Dutch Pumpkin Pie Bars
- 1 29oz. can of pumpkin
- 1 1/2 cups of half and half
- 1/2 cup sugar
- 3 eggs
- 1 Tbs. pumpkin pie seasoning
Topping
- 1 cup brown sugar
- 1 1/2 cups flour
- 1/4 cup dry milk
- 1 tsp. baking powder
- 1 tsp. cinnamon
- 1/2 tsp. salt
- 2 tsp. vanilla
- 1/2 cup butter, cold and diced
- 3/4 cup hazelnuts, chopped
- 1/2 cup coconut oil (or butter), melted
Preheat the oven to 350 degrees. Grease a 9×13 inch pan with butter or coconut oil.
In a large bowl mix together the pumpkin, half and half, sugar, eggs, and pumpkin pie seasoning. Mix until incorporated and no lumps remain. This can be done by hand (using a lot of elbow grease), with a mixer, or in a blender. Pour this mixture into the prepared 9×13 inch pan.

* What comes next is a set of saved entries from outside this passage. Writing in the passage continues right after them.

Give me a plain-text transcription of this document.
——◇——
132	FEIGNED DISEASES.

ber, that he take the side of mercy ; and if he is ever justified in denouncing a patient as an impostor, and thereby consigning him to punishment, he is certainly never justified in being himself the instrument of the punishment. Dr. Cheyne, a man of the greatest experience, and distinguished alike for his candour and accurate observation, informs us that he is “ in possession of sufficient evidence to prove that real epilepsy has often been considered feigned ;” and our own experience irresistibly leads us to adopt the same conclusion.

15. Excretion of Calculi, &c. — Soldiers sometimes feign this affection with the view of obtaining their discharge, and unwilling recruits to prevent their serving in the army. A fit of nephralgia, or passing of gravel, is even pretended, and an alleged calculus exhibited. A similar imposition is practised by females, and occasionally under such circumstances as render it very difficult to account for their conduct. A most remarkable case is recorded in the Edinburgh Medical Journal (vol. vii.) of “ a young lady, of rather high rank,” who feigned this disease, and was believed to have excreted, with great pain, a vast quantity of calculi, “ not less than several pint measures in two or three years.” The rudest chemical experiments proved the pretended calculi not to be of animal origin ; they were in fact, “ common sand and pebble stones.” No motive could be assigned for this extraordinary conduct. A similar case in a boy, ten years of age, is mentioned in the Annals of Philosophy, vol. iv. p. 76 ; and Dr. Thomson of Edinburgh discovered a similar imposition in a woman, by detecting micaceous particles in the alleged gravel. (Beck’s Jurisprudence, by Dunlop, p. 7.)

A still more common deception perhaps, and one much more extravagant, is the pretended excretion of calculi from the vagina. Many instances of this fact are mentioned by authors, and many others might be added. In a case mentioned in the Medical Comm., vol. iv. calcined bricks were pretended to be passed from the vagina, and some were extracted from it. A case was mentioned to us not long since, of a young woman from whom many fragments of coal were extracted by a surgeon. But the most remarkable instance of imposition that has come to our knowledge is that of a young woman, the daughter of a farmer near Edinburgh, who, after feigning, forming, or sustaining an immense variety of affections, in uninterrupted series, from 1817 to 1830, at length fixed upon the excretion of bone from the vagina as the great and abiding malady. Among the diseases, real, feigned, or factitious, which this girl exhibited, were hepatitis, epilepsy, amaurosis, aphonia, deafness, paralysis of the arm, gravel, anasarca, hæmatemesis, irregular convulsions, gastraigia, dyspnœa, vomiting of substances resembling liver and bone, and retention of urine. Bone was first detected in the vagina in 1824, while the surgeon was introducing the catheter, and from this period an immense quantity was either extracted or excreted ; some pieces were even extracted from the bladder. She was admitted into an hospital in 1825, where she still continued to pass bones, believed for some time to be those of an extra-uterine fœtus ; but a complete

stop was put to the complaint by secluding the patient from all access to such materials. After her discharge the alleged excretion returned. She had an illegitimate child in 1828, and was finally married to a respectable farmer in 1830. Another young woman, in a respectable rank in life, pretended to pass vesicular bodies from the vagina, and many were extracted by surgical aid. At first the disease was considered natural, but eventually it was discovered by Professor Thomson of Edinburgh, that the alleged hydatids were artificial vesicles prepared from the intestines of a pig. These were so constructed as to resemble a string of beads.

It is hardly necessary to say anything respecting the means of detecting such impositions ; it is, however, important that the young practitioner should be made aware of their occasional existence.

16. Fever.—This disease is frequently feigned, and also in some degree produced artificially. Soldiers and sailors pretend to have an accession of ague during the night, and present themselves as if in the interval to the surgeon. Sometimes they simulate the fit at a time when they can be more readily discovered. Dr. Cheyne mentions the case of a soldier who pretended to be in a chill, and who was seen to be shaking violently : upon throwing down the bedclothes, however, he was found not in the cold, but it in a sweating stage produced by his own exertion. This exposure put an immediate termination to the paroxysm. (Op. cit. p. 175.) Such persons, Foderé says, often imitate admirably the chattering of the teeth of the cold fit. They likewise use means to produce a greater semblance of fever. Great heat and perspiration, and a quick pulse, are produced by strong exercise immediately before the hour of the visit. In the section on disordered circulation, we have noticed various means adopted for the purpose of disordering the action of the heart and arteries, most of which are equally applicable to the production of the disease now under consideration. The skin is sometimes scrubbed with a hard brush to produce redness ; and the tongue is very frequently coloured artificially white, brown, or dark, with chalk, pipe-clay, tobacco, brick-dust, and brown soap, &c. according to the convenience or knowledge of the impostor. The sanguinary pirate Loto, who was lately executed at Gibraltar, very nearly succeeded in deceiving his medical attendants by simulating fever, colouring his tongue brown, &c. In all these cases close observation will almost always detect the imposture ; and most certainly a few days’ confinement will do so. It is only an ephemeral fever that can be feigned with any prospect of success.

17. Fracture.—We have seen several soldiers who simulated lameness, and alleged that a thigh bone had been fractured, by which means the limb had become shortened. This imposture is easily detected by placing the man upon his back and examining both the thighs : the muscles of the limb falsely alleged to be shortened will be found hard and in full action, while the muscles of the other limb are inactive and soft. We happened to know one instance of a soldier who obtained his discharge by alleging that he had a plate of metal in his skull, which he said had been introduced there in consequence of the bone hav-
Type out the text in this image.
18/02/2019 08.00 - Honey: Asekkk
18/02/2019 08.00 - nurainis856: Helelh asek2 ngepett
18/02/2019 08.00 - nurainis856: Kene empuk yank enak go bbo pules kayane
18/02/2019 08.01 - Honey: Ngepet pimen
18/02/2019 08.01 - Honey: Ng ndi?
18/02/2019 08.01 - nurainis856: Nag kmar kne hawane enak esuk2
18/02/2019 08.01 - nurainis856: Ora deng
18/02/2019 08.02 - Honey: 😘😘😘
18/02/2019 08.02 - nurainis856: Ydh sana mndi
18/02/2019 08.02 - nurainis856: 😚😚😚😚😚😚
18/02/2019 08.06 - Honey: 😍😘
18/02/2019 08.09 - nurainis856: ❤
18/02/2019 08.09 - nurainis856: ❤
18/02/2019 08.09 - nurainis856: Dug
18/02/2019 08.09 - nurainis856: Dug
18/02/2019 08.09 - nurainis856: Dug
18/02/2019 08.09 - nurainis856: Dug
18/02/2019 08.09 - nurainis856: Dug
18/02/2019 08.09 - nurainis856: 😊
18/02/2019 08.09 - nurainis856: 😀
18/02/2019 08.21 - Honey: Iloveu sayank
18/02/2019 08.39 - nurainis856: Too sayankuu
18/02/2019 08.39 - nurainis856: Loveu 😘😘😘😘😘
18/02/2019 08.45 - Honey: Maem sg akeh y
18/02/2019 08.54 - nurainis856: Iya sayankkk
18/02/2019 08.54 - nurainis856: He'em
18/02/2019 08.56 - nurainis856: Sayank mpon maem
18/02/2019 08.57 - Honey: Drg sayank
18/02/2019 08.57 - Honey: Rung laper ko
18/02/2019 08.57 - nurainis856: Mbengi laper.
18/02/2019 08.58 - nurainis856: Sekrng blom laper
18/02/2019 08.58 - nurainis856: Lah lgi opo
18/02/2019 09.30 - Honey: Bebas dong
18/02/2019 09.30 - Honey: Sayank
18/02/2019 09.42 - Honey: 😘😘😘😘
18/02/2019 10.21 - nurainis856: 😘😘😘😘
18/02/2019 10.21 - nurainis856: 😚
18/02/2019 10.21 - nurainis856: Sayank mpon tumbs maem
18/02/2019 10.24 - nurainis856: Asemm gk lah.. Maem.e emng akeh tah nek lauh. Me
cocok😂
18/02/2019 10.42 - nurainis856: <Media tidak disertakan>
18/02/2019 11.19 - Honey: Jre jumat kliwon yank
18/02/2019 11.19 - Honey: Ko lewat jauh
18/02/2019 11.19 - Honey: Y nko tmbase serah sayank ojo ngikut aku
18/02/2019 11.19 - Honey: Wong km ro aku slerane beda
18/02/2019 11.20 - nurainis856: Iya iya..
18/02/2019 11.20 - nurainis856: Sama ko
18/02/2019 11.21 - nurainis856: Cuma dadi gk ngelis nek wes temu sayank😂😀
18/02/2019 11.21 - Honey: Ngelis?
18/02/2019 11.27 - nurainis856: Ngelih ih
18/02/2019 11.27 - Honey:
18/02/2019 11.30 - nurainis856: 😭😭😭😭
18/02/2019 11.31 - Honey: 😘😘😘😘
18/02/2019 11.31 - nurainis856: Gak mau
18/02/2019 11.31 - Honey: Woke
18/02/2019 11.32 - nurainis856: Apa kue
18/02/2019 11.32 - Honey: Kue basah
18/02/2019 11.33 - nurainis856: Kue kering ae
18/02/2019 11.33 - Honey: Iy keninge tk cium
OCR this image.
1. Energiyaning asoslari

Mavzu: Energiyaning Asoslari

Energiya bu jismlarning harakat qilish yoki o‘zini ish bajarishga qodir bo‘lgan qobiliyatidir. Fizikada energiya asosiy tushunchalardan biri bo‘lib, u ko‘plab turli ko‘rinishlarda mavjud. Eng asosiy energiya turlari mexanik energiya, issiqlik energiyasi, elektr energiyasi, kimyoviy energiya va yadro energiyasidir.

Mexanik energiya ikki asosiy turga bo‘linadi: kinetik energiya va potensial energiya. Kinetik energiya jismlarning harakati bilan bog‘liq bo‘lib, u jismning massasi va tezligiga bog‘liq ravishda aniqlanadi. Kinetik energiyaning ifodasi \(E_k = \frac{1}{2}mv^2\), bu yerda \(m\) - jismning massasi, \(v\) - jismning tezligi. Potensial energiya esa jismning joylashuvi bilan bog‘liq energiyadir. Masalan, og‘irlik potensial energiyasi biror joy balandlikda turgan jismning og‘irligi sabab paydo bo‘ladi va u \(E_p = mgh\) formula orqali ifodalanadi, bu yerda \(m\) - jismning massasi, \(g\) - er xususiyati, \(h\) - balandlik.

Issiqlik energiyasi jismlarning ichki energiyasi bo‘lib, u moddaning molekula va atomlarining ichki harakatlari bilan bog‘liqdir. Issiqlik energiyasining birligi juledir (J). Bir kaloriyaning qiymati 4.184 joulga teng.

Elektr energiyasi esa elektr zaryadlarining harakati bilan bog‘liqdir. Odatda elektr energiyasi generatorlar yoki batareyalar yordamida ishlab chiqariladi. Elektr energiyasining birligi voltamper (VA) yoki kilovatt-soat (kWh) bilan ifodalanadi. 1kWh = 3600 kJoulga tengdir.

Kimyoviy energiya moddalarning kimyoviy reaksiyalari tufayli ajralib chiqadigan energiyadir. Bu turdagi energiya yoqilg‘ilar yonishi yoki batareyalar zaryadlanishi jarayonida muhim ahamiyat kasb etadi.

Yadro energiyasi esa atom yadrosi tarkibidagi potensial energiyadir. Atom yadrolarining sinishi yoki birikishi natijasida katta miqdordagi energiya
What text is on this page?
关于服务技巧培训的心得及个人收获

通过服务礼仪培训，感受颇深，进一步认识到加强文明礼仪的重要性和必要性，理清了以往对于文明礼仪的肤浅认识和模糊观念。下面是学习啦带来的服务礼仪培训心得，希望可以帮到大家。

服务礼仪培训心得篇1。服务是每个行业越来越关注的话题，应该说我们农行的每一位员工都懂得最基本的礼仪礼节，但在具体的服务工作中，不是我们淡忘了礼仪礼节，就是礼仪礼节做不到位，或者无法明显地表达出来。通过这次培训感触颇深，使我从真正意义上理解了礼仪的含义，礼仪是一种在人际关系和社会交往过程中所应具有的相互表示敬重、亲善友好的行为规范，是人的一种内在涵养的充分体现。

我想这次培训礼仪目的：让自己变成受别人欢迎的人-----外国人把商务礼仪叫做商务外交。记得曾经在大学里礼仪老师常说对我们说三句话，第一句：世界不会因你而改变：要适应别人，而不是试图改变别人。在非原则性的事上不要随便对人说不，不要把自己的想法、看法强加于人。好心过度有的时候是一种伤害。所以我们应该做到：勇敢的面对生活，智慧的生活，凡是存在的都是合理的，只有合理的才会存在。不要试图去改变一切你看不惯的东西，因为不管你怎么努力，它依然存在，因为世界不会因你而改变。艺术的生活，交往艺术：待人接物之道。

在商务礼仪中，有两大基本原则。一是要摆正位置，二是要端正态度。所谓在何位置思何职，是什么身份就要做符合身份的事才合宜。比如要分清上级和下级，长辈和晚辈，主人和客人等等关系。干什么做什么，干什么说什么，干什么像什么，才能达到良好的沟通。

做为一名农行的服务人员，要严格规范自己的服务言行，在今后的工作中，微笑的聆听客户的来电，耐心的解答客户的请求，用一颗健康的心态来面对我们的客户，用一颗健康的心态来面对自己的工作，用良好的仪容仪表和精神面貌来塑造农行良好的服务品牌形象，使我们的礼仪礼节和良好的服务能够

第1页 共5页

To make the topping place the brown sugar, flour, dry milk, baking powder, cinnamon, and salt in the bowl of your food processor. Pulse to blend, 2-3 pulses. Once combined pour the vanilla over the top of the mixture and then evenly disperse the diced butter over the top of the mixture. Pulse to combine the butter until it looks like wet sand, 6-8 pulses. Sprinkle the topping over the pumpkin mixture to evenly coat.
Place the nuts in the bowl of your food processor and process until chopped. Sprinkle over the top of the flour topping. Finally, pour the melted coconut oil (or butter) over the topping, trying to evenly distribute it. Place the bars in the oven until the topping is light brown and the filling only slightly juggles when shaken, about 50 minutes.
Cool the bars to room temperature and then refrigerate until cold, 6-8 hours. Serve topped with whipped cream and cinnamon! Store leftover bars in the refrigerator up to 3 days.